Friday, August 22, 2003

Friday Roundup

Couple of good pieces over at Slate this morning.

Dahlia Lithwick, who I as a layman find to be gifted with the ability to explain complex legal issues and especially the workings of the Supreme Court in terms that the rest of us can understand, has an excellent piece on the Alabama 10 Commandments story and the issue of separation of church and state. This graf sums up Futurballa's feelings on the subject.

...we live in a zero-sum constitutional world. In order to be "neutral" toward all religions, including atheism, the courts have had to erect equal barriers to all. In order to privilege no religion (or even non-religion) the courts have elected to privilege none. This includes the vague "Judeo-Christian" theism that most Americans would probably like to see more of in the public square.

Read the rest here.

Tim Noah has this piece on whether the Republicans subvert democracy more than Democrats. Final score...

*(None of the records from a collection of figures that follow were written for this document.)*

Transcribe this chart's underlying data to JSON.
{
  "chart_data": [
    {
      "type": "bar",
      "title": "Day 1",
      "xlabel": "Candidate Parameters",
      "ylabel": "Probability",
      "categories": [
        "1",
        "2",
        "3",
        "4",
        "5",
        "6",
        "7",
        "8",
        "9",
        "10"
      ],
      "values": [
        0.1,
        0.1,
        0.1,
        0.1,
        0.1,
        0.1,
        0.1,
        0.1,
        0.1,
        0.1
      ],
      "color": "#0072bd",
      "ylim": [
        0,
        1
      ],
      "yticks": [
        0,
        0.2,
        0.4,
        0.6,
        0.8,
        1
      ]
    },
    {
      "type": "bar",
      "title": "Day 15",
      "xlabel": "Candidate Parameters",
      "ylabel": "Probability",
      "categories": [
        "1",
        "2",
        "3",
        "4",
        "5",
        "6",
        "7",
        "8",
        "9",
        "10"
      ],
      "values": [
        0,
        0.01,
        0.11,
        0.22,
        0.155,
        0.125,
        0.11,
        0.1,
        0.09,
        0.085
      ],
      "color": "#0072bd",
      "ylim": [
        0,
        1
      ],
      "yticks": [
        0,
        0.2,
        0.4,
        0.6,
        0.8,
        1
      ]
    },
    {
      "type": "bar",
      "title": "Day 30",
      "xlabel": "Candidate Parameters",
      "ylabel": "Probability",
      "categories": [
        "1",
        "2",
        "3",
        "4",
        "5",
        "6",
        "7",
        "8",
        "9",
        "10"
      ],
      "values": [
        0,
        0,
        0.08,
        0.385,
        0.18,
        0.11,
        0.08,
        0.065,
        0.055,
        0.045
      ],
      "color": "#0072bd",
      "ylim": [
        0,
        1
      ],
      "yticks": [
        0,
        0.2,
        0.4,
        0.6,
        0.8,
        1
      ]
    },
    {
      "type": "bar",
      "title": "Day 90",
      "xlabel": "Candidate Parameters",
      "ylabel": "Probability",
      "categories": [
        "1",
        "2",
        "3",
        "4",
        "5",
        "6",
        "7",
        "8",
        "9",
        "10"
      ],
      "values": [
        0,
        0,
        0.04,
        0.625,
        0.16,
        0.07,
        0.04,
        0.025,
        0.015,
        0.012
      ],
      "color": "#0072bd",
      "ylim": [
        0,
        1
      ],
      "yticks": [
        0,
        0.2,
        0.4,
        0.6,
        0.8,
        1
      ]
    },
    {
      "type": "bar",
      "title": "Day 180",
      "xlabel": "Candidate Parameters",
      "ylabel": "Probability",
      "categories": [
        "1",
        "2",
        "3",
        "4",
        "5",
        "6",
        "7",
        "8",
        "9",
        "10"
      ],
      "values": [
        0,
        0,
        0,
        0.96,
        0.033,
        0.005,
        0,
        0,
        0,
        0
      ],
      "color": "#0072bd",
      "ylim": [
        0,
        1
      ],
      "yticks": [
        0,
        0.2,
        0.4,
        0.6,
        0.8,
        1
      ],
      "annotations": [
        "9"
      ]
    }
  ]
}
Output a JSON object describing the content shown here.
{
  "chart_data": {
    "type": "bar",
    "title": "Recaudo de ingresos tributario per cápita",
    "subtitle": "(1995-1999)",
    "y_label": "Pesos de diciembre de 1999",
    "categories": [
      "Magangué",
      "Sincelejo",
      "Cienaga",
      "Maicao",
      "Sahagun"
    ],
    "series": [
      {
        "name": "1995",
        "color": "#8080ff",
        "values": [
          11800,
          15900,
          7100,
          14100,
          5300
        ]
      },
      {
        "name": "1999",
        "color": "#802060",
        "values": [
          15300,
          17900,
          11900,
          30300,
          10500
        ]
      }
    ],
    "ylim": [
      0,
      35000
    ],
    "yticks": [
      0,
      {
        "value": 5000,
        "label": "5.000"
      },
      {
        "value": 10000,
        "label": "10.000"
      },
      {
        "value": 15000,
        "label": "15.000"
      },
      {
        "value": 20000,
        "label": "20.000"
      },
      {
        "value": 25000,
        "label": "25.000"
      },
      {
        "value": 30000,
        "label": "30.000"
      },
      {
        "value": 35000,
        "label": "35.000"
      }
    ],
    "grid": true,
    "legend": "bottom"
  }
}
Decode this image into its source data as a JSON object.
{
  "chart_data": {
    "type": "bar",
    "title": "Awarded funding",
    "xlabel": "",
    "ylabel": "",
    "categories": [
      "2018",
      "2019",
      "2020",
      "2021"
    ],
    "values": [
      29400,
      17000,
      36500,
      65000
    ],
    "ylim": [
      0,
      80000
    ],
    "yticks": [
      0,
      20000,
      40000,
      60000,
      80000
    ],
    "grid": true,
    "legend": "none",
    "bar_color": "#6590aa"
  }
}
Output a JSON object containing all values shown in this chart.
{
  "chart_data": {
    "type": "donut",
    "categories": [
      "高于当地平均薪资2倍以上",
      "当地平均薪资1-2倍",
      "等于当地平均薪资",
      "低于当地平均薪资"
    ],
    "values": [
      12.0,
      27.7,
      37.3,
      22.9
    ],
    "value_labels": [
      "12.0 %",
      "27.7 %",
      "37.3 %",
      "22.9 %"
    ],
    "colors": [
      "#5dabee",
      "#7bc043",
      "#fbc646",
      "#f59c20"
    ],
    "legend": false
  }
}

The chair therefore rules Republicans more or less guilty as charged of conducting "an ongoing national effort to steal elections Republicans cannot win."

At the NYT Krugman takes on Ahnold.

Via Buzzflash we find this story from Philly.com which informs us "Tucker Carlson is no match for Janeane Garofalo". We suspected as much.

Over at the Smoking Gun we get to see Al Franken's apology to John Ashcroft for making some "imprudent satire" on Harvard letterhead. Futurballa is of the opinion that Al really has the right to the Fair and Balanced title. When did you last see O'Reilly apologize for anything.